The aircraft truce comes as U.S. and European officials recognize that China’s state-sponsored aerospace manufacturer Commercial Aircraft Corp. of China, or Comac, is on track to become a serious rival to Boeing and Airbus by the end of the decade.
It’s been a beneficiary of the Made in China 2025 program, Beijing’s industrial plan to become a global leader in advanced technologies including robotics, aircraft and electric cars. A 2020 U.S. report said Beijing’s industrial plans will “likely result in oversupply, leading to loss of jobs and production,” for Western companies.
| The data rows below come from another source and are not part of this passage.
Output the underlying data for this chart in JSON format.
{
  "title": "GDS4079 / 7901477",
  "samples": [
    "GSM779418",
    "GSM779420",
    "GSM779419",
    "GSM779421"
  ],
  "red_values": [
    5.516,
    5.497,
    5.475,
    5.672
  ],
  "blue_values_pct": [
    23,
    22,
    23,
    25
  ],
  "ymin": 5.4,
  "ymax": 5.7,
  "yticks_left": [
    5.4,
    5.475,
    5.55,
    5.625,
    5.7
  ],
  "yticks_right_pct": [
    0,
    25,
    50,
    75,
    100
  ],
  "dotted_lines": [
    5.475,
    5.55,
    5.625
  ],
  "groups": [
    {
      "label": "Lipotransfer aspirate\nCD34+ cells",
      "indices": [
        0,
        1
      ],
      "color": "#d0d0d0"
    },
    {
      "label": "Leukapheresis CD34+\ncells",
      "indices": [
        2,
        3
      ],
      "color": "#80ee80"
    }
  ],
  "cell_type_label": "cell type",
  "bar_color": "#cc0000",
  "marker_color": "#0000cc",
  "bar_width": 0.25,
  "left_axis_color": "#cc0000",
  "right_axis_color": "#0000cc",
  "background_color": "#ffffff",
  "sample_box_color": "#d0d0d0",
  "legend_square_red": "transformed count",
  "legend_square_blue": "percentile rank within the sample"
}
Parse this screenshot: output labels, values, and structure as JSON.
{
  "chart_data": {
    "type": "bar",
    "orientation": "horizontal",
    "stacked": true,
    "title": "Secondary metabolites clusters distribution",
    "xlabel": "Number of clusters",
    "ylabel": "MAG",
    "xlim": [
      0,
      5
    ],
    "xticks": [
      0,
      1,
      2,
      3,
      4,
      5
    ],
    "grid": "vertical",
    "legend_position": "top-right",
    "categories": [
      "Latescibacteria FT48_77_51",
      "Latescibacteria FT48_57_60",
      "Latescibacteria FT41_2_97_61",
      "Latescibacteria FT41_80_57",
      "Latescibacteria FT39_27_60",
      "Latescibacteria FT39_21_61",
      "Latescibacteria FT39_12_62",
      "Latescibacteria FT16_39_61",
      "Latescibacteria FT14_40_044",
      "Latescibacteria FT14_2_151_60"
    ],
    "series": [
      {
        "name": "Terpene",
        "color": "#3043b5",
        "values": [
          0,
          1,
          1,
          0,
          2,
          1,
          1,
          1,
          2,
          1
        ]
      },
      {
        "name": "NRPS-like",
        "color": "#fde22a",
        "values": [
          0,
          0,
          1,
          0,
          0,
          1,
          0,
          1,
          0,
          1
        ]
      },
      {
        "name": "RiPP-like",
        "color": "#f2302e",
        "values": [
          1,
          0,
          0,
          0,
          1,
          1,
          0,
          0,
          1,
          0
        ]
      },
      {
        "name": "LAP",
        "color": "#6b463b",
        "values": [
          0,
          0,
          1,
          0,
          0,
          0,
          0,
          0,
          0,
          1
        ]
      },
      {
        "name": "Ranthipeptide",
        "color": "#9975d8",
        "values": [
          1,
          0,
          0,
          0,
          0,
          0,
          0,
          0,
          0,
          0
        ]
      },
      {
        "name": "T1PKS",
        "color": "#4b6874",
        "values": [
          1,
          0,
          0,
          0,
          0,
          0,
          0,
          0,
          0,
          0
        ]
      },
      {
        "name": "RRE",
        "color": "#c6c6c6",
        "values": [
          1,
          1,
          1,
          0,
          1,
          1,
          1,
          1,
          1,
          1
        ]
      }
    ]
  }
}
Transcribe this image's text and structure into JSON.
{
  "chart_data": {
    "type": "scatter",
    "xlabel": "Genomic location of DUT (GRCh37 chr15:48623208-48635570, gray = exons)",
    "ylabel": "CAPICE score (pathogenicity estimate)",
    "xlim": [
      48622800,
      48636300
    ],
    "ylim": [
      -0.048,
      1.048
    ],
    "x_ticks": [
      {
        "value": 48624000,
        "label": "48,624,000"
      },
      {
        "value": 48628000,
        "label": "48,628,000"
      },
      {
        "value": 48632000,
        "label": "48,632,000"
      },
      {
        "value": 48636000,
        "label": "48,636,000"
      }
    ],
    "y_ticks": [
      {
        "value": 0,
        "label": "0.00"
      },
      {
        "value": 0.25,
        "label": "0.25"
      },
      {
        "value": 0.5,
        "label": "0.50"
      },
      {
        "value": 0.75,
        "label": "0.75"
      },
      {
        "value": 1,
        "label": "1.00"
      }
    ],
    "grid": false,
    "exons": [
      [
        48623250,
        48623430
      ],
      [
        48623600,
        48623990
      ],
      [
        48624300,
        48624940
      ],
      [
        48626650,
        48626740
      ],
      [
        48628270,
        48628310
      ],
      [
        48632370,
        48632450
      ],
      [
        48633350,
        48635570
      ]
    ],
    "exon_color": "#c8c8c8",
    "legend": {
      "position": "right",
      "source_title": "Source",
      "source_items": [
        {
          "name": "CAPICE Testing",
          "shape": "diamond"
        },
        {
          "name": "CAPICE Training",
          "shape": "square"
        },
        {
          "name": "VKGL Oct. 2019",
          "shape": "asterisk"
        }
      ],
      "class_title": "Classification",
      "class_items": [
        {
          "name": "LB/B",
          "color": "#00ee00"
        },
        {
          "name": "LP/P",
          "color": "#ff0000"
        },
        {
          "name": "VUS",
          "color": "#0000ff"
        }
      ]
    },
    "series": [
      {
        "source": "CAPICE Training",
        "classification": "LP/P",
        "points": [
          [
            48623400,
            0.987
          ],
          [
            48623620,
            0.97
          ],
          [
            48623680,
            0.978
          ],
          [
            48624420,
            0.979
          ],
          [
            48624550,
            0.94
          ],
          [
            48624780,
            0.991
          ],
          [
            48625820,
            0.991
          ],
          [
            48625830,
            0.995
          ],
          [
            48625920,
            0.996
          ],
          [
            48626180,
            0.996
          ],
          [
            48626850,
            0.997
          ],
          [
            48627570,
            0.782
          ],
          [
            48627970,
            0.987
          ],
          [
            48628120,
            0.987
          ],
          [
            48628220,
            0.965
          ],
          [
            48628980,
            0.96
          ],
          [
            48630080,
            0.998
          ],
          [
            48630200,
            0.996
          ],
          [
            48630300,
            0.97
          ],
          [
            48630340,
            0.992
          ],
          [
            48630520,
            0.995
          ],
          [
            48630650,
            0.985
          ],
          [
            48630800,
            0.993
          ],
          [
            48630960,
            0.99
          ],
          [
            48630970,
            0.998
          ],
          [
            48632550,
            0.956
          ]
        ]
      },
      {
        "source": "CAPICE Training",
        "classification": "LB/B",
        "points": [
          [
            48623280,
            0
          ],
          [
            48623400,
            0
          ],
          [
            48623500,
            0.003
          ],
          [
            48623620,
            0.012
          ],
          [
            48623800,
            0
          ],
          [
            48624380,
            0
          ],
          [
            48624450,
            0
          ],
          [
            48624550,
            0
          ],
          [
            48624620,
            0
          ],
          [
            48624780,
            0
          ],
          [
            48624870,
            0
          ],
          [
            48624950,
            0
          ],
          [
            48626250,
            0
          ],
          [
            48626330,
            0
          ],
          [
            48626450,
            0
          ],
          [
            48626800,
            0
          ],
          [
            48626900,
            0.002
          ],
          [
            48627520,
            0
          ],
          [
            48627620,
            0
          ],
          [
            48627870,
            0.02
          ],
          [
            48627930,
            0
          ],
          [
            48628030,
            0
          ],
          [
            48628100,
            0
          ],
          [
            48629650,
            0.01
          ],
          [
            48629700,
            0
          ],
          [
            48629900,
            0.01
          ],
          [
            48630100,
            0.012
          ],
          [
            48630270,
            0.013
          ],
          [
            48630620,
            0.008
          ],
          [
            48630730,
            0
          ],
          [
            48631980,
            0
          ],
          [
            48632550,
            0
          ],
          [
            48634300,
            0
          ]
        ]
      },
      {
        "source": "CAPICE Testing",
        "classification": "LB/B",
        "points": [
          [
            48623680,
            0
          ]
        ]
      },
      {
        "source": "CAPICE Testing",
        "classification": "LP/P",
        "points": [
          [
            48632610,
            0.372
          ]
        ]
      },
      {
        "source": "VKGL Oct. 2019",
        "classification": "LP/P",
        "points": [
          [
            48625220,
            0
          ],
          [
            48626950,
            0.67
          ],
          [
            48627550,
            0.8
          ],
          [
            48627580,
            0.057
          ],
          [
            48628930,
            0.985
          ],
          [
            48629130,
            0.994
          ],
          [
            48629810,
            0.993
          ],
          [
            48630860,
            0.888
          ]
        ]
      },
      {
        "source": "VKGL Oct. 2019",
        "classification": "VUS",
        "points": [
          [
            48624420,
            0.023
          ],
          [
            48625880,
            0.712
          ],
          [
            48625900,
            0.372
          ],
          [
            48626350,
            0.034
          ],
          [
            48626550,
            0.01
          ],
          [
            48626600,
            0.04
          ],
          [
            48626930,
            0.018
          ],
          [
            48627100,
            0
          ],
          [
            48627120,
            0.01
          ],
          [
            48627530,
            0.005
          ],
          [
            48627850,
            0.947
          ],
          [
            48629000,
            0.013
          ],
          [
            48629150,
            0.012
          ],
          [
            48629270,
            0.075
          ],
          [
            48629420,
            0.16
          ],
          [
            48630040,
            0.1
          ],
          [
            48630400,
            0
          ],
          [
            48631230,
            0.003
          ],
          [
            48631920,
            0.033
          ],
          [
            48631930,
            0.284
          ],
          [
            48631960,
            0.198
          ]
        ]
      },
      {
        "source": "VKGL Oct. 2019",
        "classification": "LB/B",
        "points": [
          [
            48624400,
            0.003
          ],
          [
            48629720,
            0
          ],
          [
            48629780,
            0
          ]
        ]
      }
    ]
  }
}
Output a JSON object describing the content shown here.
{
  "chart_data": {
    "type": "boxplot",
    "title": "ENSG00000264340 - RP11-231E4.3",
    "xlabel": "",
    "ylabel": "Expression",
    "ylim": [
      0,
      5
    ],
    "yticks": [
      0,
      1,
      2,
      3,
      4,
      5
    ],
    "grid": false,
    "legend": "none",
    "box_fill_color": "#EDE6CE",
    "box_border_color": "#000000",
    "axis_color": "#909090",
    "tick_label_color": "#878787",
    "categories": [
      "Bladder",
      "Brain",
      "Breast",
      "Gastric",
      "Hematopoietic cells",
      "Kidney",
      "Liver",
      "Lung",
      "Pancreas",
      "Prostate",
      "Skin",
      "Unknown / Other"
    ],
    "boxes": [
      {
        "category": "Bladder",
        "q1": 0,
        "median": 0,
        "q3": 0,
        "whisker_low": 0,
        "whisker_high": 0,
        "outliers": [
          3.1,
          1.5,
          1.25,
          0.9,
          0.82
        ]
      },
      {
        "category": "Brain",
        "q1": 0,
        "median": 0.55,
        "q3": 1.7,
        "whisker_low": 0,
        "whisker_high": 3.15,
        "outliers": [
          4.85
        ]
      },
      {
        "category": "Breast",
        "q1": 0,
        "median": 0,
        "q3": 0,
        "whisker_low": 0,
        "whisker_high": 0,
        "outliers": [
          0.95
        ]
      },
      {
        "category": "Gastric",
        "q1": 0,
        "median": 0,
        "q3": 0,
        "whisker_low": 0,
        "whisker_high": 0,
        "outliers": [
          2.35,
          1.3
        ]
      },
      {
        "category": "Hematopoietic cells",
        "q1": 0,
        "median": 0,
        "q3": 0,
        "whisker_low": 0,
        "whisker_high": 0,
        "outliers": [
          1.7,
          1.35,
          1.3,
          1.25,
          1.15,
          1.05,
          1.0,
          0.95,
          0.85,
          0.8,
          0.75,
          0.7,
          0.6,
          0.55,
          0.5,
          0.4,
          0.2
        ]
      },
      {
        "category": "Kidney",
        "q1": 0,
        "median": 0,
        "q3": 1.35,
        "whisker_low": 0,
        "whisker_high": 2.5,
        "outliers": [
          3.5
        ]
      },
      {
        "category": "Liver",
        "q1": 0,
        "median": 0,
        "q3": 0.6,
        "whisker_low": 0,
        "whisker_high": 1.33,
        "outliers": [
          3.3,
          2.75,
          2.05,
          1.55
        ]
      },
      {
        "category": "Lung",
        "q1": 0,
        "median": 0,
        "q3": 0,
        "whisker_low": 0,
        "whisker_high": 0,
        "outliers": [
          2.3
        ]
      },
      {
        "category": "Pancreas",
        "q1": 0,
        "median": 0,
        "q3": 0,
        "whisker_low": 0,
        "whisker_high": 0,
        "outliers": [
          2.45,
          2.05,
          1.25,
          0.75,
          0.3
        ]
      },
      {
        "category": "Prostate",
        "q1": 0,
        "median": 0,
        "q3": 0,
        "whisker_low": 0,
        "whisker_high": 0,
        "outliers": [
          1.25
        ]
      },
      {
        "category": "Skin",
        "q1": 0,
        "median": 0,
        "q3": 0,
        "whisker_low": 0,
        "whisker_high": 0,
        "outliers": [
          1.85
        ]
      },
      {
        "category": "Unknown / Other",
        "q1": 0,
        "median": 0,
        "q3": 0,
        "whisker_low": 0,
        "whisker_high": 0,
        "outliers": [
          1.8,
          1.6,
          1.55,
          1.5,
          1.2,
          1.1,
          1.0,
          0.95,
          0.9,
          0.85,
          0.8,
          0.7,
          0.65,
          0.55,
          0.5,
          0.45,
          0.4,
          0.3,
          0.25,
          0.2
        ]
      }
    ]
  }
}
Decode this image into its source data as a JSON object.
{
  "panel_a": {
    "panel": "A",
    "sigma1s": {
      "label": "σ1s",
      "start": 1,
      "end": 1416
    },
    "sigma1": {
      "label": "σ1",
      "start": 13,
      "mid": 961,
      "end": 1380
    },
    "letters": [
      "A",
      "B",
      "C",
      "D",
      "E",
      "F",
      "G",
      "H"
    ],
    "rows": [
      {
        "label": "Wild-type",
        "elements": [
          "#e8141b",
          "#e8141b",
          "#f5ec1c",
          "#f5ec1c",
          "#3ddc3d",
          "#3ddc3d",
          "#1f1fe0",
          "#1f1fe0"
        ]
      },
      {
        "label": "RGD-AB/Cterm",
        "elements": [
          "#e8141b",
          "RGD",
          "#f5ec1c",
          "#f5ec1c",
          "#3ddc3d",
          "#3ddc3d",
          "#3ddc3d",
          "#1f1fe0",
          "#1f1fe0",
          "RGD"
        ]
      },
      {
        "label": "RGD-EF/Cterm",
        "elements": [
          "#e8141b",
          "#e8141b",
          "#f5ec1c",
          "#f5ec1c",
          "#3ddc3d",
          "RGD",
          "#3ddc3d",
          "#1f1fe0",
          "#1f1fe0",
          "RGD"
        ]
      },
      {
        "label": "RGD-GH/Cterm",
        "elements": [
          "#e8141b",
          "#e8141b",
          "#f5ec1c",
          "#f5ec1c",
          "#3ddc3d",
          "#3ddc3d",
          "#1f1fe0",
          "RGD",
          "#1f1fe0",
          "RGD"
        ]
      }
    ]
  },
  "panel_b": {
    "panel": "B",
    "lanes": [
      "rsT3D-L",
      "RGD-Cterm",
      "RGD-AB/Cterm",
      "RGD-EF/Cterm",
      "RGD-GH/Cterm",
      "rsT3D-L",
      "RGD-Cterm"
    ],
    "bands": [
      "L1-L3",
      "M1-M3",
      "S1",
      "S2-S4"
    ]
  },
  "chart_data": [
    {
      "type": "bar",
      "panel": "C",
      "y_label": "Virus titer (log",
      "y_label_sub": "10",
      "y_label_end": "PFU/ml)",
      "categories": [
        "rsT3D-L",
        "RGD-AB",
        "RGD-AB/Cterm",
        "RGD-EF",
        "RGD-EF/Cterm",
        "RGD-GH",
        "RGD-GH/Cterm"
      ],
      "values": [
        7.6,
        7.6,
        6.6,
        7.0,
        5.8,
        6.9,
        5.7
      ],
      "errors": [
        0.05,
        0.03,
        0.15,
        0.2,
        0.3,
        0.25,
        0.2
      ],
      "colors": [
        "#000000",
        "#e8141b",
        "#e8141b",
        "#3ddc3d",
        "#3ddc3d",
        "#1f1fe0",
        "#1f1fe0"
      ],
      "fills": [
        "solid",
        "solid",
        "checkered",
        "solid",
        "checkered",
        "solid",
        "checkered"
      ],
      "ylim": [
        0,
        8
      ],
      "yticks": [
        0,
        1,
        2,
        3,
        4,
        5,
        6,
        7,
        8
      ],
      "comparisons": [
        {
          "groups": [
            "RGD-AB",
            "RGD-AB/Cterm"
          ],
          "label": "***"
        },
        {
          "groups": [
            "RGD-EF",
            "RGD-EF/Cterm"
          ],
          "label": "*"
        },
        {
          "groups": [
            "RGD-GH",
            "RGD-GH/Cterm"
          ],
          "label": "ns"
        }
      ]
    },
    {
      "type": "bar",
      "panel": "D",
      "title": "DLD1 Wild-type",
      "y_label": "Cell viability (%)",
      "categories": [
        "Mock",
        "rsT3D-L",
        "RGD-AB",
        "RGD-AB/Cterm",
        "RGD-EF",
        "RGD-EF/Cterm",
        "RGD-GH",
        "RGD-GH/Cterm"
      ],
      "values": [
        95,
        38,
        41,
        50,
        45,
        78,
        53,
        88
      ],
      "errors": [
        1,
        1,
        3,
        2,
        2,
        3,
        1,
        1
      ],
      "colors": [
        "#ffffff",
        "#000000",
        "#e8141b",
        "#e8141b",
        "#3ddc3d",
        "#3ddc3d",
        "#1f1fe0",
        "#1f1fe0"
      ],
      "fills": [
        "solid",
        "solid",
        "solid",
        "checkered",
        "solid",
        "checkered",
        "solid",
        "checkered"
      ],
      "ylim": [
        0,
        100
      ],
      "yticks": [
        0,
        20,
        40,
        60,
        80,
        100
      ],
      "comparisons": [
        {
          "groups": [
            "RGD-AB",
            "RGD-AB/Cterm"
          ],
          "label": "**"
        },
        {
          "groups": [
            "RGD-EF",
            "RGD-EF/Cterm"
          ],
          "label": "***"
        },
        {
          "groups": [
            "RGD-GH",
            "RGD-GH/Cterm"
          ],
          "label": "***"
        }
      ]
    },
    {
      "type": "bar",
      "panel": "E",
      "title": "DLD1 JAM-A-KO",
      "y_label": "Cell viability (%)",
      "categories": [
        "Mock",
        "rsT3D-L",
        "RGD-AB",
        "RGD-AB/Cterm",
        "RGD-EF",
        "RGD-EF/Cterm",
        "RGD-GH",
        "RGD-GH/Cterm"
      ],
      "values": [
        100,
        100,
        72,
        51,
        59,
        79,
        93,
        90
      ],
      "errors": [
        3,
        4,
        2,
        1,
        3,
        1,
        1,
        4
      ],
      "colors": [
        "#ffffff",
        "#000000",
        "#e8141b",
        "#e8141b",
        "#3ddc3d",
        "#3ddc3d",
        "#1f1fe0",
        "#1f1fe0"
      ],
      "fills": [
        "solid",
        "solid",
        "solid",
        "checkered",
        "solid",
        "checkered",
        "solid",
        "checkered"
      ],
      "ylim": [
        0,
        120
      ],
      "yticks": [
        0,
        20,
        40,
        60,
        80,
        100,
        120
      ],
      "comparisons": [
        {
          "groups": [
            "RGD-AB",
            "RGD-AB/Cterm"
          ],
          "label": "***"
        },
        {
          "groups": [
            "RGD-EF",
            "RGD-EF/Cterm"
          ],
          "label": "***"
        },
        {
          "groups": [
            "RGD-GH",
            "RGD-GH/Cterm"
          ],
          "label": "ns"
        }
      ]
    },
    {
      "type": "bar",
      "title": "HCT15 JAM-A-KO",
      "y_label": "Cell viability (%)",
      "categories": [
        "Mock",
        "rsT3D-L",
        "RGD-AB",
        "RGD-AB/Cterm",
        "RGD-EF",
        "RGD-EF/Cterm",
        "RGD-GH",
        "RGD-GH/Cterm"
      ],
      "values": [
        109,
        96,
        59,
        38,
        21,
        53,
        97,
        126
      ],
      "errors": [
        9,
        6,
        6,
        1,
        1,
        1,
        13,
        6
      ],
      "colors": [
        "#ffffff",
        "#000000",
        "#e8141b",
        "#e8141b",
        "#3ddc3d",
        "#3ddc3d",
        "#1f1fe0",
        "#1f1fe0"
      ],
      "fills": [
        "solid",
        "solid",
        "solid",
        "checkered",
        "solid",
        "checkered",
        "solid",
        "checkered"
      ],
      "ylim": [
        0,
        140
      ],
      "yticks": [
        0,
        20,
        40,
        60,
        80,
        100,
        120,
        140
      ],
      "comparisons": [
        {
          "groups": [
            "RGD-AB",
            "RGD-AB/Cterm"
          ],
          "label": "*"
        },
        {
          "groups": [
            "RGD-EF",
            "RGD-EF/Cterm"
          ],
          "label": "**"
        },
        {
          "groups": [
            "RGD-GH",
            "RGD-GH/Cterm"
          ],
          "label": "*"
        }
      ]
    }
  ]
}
“What we are talking about with respect to China are the kinds of support that are available to Chinese industries that the Chinese government has decided are going to be priority sectors that they are going to put all their muscle and all their resources into,” said Tai. “How are we supposed to compete with that? On the spectrum of harm and distortion to competitive terms that is so far away from what either of us have been doing and fighting about.”
Hardball Tactics
The Biden administration’s focus on China has been a clear theme running through days of geopolitical talks starting with the Group of Seven summit in Cornwall, England, from Friday and leading up to a face-to-face meeting with Russian President Vladimir Putin in Geneva on Wednesday.
Chinese Foreign Ministry spokesman Zhao Lijian criticized Biden’s efforts during a news briefing in Beijing before the summit. The U.S.-led coalition “exposes the bad intentions of the U.S. and a few others to create confrontation and estrangement and expand differences and disagreements,” he said.
The U.S. and, to a lesser extent, the EU are aiming to build a broad coalition of Western democracies to challenge China’s hardball tactics in the economic sphere.
They plan to update WTO trade rules to include more effective measures to push back on industrial subsidies and other unfair behavior from state-owned enterprises.
“Washington and Brussels need each other to deal with China, particularly at the WTO, and neither derived any meaningful leverage from wielding retaliatory tariffs,” said Marc Busch, a non-resident senior fellow at the Washington, D.C.-based Atlantic Council.
But the U.S. and EU also have other issues to resolve in their trading relationship.
A key next step will be an agreement to withdraw U.S. tariffs on European steel and aluminum, which were ostensibly aimed at curbing a surge of cheap, subsidized metals coming from China. Those tariffs remain popular with U.S. industry and Commerce Secretary Gina Raimondo has said they are “effective” in countering cheap exports from abroad.
“Have the U.S. and EU achieved peace in our time?” Busch asked. “Don’t bet on it.”